Microsoft Rejects UK Competition Accusations in Cloud Market
Microsoft is disputing allegations from the U.K. Competition and Markets Authority (CMA) regarding its software licensing practices and their impact on cloud market competition. The company issued a detailed 101-page response last week to the CMA’s provisional decision, which followed a 15-month investigation into Microsoft, AWS, and Google Cloud.
The CMA’s provisional decision, issued in January, recommended that the agency designate Microsoft as a strategic technology provider, subjecting it to further intervention and investigation, under powers granted by the 2024 Digital Markets, Competition and Consumers Act. AWS was also recommended for similar designation.
Microsoft’s response strongly disagreed with these findings. “Current and future competition in the cloud simply does not and will not turn on the price of Microsoft’s legacy software,” the company stated. “Popular as it may be on PCs and on back-office servers, open-source software dominates the public cloud.”
CMA’s Findings and Microsoft’s Rebuttal
The CMA’s provisional findings indicated that the U.K. cloud market is “highly concentrated,” with AWS and Microsoft holding dominant positions. Microsoft raised several objections, criticizing the investigation’s methodology and conclusions, citing a lack of specialized knowledge and foresight. Microsoft’s response argued that the Provisional Decision Report “does not reflect how the cloud computing market operates in practice. Instead of following the evidence, it grounds much of its analysis in hypothetical scenarios and focuses on largely theoretical issues.”
To support its argument for a competitive market, Microsoft highlighted AWS’s market dominance, the recent gains of Google Cloud, and the emergence of Oracle’s infrastructure services business. These factors, according to Microsoft, demonstrate healthy competition among cloud providers.

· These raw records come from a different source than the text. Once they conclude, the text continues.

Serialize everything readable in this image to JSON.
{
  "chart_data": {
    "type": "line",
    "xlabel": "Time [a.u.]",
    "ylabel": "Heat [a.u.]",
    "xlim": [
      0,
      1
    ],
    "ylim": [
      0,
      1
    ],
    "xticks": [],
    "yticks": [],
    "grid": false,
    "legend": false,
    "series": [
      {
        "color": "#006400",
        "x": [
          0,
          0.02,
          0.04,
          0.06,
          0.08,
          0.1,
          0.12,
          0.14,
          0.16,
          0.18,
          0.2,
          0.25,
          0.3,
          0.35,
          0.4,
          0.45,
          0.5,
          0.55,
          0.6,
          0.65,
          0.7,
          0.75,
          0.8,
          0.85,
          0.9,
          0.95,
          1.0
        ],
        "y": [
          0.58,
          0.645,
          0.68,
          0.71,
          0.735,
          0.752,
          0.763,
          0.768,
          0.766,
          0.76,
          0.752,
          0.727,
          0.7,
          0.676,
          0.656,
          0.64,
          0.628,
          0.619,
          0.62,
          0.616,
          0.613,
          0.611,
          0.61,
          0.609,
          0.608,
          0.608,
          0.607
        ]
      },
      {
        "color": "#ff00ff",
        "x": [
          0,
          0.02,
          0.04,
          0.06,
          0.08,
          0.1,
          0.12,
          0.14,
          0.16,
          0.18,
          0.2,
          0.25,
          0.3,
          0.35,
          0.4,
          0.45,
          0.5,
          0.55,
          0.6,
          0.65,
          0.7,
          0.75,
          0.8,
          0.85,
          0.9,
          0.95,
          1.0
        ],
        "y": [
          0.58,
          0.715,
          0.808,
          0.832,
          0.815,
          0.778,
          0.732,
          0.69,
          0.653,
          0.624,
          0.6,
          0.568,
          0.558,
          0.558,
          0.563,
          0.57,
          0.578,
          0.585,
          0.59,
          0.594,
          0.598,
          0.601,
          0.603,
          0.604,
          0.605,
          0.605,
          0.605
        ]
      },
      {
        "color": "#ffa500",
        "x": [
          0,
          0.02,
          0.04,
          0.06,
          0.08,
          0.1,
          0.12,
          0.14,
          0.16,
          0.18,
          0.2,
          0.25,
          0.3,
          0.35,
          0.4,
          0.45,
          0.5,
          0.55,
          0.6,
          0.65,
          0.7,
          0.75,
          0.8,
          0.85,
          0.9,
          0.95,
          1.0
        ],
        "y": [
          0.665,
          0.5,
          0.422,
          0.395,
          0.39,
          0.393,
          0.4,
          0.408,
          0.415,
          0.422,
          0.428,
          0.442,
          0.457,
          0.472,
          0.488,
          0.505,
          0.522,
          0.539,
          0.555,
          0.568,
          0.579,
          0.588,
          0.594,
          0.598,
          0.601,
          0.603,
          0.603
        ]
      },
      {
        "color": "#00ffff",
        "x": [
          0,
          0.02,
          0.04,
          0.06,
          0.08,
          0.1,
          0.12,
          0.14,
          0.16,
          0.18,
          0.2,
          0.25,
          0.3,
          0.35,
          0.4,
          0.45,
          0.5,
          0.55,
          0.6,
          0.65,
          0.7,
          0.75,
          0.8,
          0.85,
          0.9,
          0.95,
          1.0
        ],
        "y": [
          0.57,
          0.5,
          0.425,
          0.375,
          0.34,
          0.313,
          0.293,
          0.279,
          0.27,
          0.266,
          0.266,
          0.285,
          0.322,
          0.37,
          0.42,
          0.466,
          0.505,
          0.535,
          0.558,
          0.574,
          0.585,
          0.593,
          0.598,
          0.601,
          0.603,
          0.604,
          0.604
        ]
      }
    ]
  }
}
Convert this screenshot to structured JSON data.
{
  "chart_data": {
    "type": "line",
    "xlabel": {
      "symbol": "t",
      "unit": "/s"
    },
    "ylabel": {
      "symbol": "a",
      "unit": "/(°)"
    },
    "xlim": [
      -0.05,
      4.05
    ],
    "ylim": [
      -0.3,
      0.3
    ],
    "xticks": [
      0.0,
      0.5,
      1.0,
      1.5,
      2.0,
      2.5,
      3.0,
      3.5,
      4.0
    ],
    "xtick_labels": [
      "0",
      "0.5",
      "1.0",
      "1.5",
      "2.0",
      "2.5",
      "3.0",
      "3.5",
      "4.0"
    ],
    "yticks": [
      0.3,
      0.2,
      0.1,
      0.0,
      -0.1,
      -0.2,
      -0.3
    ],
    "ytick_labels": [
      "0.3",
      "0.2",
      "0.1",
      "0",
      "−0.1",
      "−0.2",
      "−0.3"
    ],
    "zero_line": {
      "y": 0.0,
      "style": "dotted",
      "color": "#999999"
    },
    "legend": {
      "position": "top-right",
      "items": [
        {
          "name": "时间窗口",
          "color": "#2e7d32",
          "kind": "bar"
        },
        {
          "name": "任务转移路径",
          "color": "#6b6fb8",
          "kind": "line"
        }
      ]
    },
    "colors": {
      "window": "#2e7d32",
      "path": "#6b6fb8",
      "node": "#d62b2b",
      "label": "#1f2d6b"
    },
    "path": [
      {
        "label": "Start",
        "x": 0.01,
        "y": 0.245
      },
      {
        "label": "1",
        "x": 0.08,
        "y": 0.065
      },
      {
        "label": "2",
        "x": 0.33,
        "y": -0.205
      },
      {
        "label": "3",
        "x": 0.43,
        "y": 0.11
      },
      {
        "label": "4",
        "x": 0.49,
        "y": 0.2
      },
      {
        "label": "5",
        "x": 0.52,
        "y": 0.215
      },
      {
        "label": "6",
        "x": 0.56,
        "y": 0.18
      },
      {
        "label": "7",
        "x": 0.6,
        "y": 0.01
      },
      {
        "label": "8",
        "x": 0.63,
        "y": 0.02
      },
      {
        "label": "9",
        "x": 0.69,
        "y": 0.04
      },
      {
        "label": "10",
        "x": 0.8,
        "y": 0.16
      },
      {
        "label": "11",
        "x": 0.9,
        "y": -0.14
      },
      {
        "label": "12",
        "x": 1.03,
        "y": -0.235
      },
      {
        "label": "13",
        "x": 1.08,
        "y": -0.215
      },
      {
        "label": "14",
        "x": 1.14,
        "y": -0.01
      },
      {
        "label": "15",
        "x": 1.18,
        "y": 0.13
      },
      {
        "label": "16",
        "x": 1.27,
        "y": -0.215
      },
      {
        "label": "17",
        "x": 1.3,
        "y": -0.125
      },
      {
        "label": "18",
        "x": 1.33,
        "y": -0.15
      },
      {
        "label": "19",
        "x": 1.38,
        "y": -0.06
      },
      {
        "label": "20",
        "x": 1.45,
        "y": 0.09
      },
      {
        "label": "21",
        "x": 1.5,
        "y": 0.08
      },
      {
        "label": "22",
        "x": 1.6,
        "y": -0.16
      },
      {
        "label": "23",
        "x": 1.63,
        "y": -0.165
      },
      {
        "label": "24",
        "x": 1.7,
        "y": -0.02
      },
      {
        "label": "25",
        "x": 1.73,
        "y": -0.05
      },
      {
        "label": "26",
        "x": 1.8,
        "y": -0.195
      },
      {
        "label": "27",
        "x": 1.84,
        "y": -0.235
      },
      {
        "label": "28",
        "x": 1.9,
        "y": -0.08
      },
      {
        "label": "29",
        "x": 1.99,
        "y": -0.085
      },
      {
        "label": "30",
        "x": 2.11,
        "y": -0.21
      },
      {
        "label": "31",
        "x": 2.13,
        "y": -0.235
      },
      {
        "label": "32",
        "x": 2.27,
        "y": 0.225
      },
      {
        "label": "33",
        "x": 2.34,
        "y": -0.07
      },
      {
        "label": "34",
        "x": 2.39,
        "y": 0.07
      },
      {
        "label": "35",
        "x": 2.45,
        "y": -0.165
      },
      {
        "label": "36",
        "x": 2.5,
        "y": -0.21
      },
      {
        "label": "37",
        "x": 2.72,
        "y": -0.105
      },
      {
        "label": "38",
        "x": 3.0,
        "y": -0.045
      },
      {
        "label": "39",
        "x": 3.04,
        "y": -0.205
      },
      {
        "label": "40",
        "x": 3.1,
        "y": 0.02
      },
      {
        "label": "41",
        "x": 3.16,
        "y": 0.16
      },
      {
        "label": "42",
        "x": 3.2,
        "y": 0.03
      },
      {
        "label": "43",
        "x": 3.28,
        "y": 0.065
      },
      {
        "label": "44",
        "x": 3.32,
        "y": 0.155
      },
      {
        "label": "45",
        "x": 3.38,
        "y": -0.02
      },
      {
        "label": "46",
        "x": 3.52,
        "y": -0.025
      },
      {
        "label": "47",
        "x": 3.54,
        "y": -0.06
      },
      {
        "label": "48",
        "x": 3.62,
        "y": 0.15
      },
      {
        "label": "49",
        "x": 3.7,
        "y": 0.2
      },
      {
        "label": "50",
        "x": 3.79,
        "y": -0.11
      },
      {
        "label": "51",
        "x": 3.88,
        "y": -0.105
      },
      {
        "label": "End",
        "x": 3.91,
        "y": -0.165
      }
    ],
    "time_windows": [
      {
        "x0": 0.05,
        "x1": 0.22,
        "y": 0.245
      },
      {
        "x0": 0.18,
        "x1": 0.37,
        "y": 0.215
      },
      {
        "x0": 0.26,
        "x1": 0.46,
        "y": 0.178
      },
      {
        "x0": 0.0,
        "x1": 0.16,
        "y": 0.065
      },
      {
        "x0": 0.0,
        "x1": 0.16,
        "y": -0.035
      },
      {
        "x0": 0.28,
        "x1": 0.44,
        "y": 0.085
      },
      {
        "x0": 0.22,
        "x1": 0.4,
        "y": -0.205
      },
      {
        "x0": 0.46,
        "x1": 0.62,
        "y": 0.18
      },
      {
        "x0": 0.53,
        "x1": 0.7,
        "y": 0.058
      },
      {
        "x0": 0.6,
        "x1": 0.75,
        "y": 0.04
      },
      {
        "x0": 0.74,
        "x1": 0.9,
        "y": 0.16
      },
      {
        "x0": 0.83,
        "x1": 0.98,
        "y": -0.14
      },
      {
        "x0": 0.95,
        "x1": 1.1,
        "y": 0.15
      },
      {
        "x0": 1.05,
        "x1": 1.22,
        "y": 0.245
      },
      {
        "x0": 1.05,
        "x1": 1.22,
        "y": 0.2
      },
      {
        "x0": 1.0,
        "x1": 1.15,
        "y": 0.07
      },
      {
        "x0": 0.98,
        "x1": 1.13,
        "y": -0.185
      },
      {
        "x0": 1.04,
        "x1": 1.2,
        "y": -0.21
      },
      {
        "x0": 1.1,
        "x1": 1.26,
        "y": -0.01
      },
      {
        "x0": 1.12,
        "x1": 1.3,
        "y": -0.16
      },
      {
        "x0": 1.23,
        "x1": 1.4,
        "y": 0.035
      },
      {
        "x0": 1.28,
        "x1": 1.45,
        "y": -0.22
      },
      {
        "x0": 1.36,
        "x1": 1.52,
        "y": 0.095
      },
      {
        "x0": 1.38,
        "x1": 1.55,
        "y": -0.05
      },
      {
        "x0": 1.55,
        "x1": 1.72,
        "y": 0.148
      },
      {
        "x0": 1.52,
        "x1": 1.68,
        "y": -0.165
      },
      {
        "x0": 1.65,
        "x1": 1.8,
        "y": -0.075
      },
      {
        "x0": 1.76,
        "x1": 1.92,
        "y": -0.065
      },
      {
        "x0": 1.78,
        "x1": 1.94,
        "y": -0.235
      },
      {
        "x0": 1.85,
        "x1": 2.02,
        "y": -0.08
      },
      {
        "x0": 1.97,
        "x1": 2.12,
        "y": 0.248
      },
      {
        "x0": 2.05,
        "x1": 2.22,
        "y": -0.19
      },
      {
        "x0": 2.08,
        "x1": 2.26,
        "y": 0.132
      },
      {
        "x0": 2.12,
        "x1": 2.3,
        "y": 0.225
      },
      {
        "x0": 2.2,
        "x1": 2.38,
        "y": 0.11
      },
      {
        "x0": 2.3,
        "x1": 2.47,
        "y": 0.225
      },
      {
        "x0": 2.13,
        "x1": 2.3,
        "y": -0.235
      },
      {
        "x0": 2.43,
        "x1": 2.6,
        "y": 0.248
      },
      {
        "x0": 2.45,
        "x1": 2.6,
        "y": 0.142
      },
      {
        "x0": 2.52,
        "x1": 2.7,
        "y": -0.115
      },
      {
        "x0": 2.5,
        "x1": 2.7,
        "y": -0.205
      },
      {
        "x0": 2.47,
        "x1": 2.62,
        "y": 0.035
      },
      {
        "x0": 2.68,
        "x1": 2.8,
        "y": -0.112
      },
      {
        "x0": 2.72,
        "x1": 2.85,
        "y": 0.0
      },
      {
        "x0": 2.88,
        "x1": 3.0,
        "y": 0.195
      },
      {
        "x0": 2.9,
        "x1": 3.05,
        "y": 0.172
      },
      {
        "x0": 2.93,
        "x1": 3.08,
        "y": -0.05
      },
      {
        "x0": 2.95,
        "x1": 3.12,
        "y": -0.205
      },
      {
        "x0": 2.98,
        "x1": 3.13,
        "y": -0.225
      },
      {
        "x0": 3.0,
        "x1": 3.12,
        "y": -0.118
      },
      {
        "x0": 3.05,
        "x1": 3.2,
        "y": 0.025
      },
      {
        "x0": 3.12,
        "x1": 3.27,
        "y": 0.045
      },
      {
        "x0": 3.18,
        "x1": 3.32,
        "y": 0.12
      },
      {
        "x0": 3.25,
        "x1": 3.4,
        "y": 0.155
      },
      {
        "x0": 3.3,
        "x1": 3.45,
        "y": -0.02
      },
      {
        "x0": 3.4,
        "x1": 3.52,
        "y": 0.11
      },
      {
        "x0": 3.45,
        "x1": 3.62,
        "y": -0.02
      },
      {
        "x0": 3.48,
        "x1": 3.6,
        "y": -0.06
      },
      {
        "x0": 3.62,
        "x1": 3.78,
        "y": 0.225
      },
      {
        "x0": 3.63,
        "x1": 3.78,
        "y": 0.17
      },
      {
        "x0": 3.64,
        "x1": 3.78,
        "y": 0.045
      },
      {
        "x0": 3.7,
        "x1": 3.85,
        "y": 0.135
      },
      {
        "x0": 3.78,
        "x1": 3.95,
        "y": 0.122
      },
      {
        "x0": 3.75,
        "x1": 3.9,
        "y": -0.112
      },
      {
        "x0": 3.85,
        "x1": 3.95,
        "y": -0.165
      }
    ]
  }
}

Impact of Generative AI on the Cloud
Microsoft also emphasized the significant impact of generative AI technologies on the cloud market since regulatory scrutiny began. “Every technology market, including cloud computing, has been upended by the explosive emergence of generative AI, prompted by the launch of ChatGPT,” Microsoft said. The company pointed to multibillion-dollar investments by the major cloud providers to build out global AI compute capacity as further evidence of the competitive and rapidly evolving market, arguing that the CMA report “fundamentally misjudges” the extent to which AI technologies now steer the market for cloud.
Responses from AWS and Google Cloud
Both Google and AWS also filed responses to the CMA. AWS aligned with Microsoft, arguing the CMA report failed to acknowledge “a rapid pace of innovation, declining prices and fierce competition” in the cloud market, but AWS expressed approval for the report’s recommendations on software licensing requirements.
Google, however, took a considerably stronger stance towards Microsoft, encouraging the CMA to start regulatory action to change Microsoft’s software policies but avoiding any further action on data switching fees. Egress fees were reduced by AWS, Microsoft and Google last year. Microsoft criticized Google for its contradictory approach, “talking out of both sides of its corporate mouth… crowing about its growing market share even as it complains to regulators about constraints.”